Dr. Evangelia Kindinger
Wissenschaftliche Mitarbeiterin
American Studies
Fakultät für Philologie
Ruhr-Universität Bochum
Warum sind Sie Wissenschaftlerin geworden?
Ich stand nach meinem Master-Abschluss in Anglistik/Amerikanistik und Theaterwissenschaft vor der Entscheidung am Theater zu arbeiten, was ich damals schon tat, oder zu promovieren und an der Universität zu unterrichten. Ich konnte mir einfach nicht vorstellen, mit Forschen und Schreiben fertig zu sein, oder mit dem Universitätsleben an sich. Das Studium hat mir so vieles beigebracht, dass ich dieses Gefühl der Möglichkeit und des Neuen, das durch Forschung entsteht, wie auch durch den Kontakt mit Studierenden, nicht loslassen wollte und immer noch nicht will. Auch wenn die Arbeitsverhältnisse für wissenschaftliche Mitarbeiter:innen prekär sind, bereue ich meine Entscheidung nicht, würde mir aber wünschen, dass die Arbeit, die wir leisten mit langfristigen Verträgen honoriert wird.
Woran arbeiten Sie?
Am kulturellen Bild, das US-amerikanische Medien (Literatur, Zeitungen, Film, Fernsehen, Musik) über weiße, arme Südstaaler:innen seit dem 19. Jahrhundert schaffen und vermarkten.
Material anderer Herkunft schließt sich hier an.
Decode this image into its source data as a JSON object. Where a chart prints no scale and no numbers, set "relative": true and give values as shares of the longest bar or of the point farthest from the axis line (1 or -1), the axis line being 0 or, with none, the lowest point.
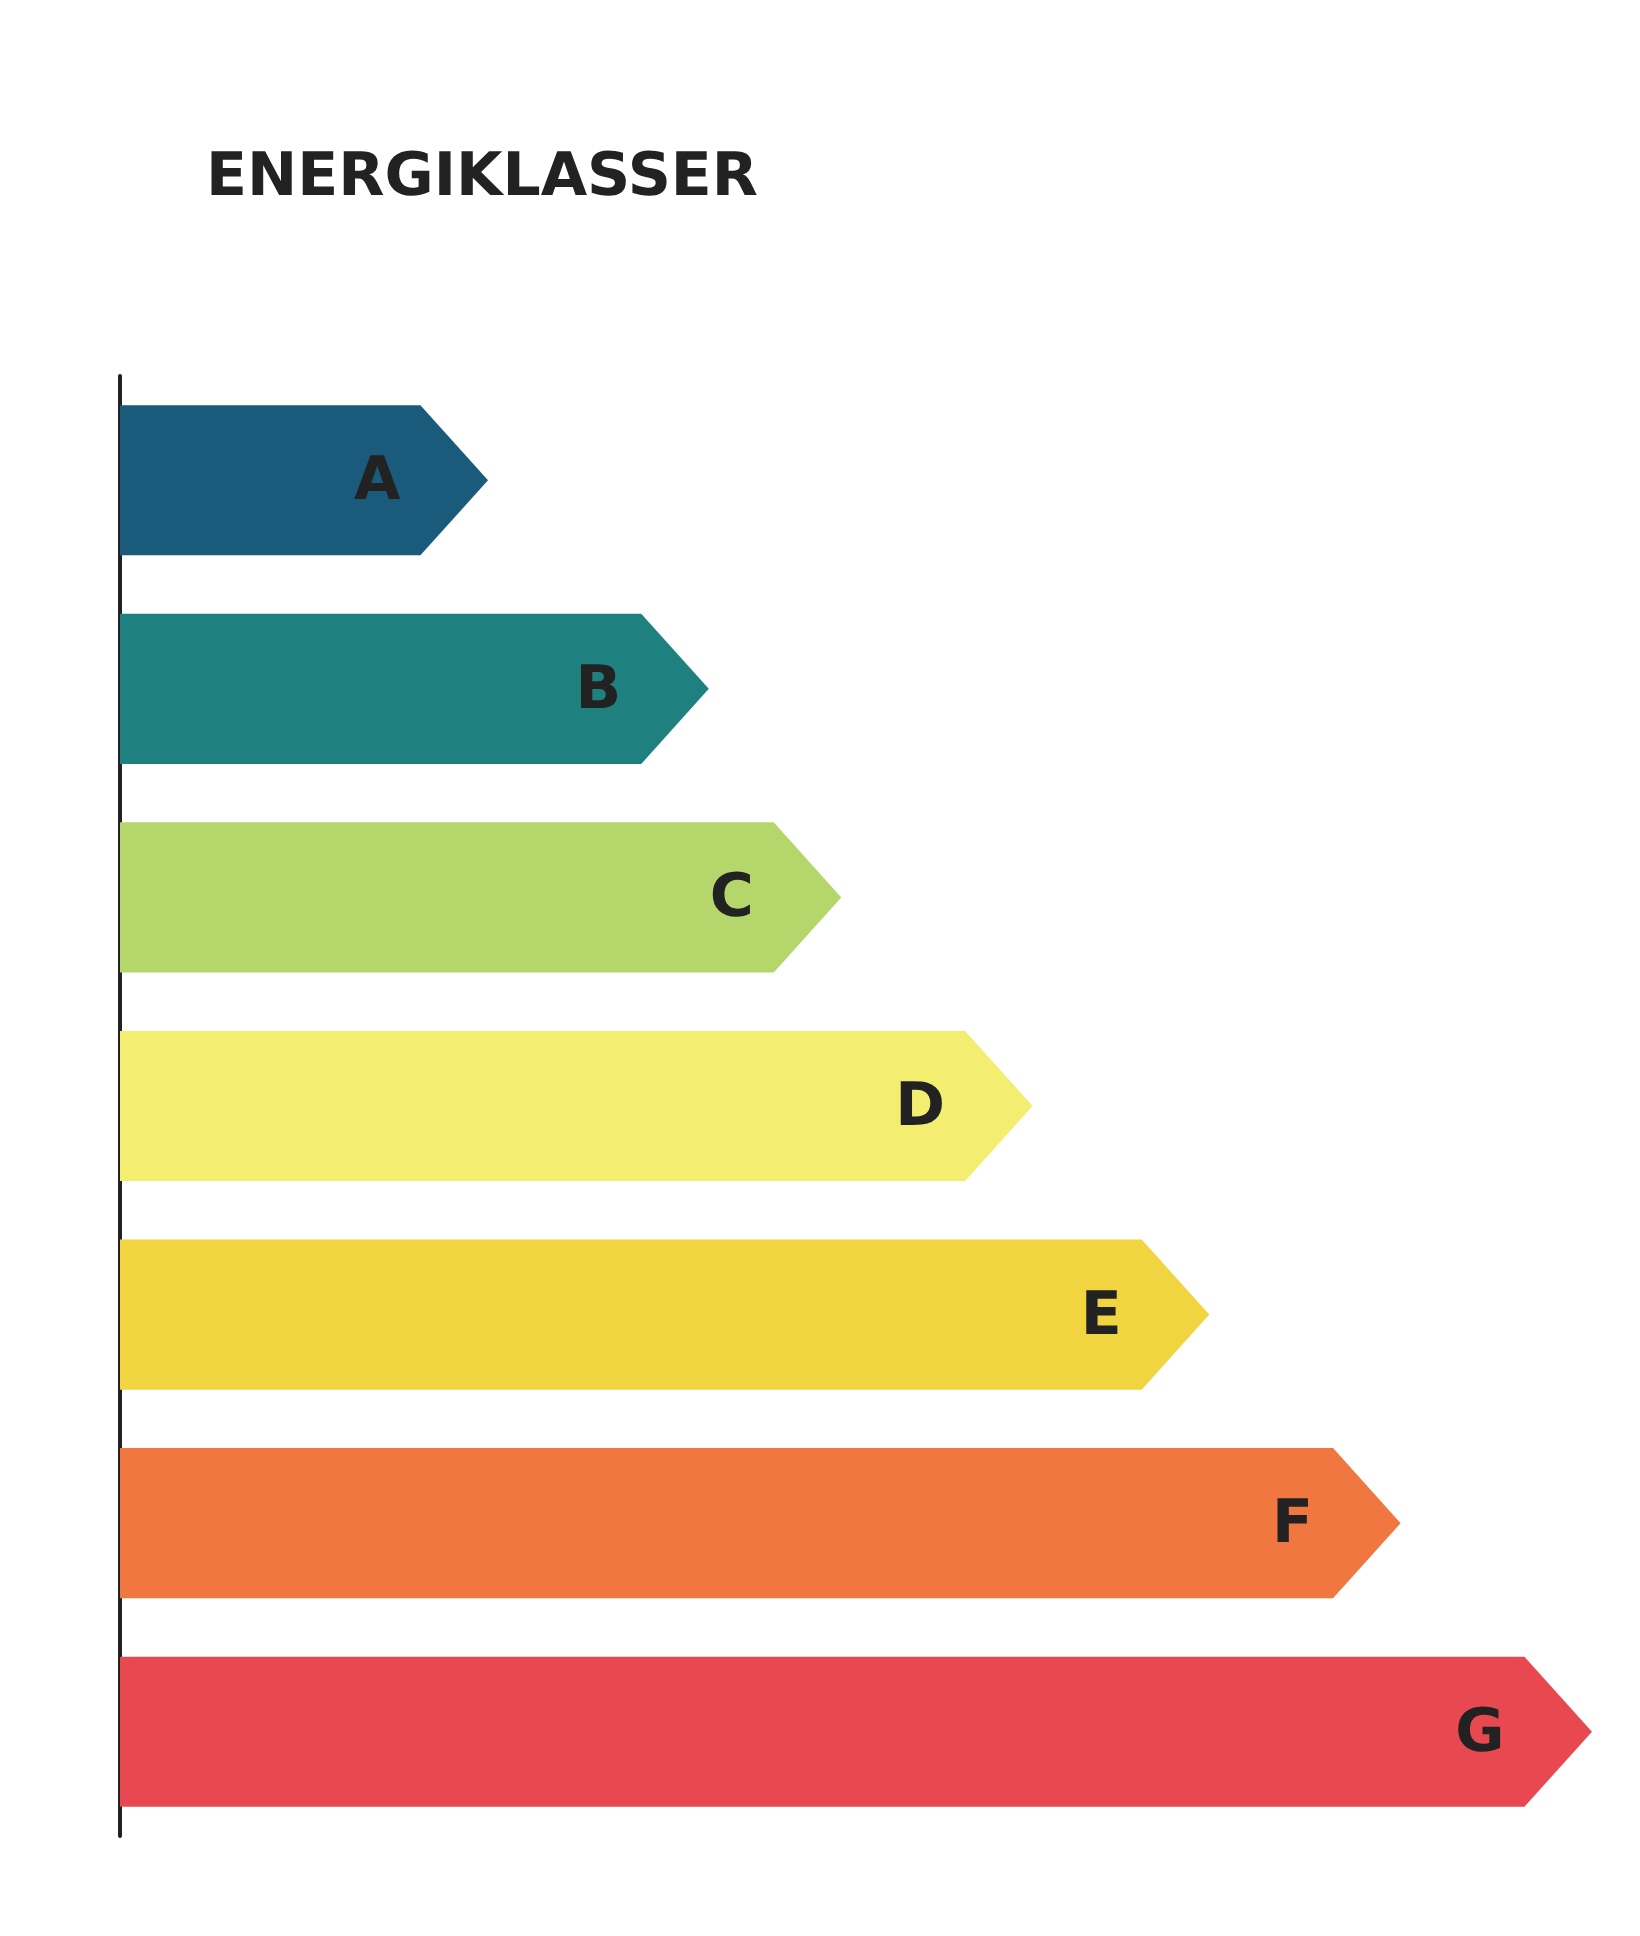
{
  "chart_data": {
    "type": "bar",
    "orientation": "horizontal",
    "relative": true,
    "title": "ENERGIKLASSER",
    "categories": [
      "A",
      "B",
      "C",
      "D",
      "E",
      "F",
      "G"
    ],
    "values": [
      0.25,
      0.4,
      0.49,
      0.62,
      0.74,
      0.87,
      1
    ],
    "colors": [
      "#1a5a7a",
      "#1f8080",
      "#b5d66a",
      "#f3ee70",
      "#f0d540",
      "#f07840",
      "#e84850"
    ]
  }
}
Was fasziniert Sie an Ihrer Arbeit?
Mich fasziniert die Freiheit, die ich habe, mich einem Thema hinzugeben, das mich interessiert und für welches ich mich entschieden habe. Forschung endet nie, das ist faszinierend, aber gleichzeitig auch einschüchternd. Ich habe mich für die Faszination entschieden. Der Austausch mit Kolleg:innen ist dabei sehr wichtig, denn wenn Forschung in der Philologie oft einsam erscheint, lerne ich viel von meinen Kolleg:innen, und wenn sie mir nur nebenbei von einer Serie erzählen, die in den Südstaaten der USA spielt. Die schönen Momente sind vielfältig: auf Konferenzen sein, andere Orte und Universitäten kennenlernen. Der Moment, wenn der eigene Text endlich veröffentlicht wird. Der Durchbruch beim Schreiben, wenn man plötzlich 5 Seiten geschrieben hat ohne es zu merken. Der Luxus forschen zu können gegen Bezahlung. Aber auch der Kontakt zu Studierenden, denn wenn ich merke wie sie sich selber Wissenschaft erschließen und forschen lernen, bin ich stolz und das inspiriert mich immer wieder.
Was unterscheidet den/die Wissenschaftler:in von Personen anderer Berufsgruppen?
Unsere Arbeit endet nie. Es kann immer noch mehr geforscht, noch mehr vernetzt, noch mehr gereist, noch mehr veröffentlicht werden. Man kann sich zwar die Arbeit oft selbst einteilen, aber der Preis dafür ist, dass man nie fertig ist. Ich habe lange gebraucht, um zu lernen, eine Balance zwischen Forschung und Freizeit zu halten. Auf Englisch sagt man „self care“ dazu: Meine Arbeit ist wichtig, aber ich kann sie auch mal liegen lassen um etwas zu unternehmen und zu entspannen.
Würden Sie anderen raten, in die Wissenschaft zu gehen?
Das hängt von der Wissenschaft ab. Auch wenn die deutsche Amerikanistik groß ist und international bedeutende Arbeit leistet, ist es schwer an Stellen zu kommen, oder an Forschungsgelder. Meine Zukunft ist recht ungewiss, aber ich genieße die Zeit, die ich jetzt habe und glaube an die Kompetenzen, die ich in den letzten Jahren entwickelt habe.
Was für ein Typ muss man sein, um in der Wissenschaft zu arbeiten?
Passioniert, unnachgiebig, risikofreudig und gut organisiert.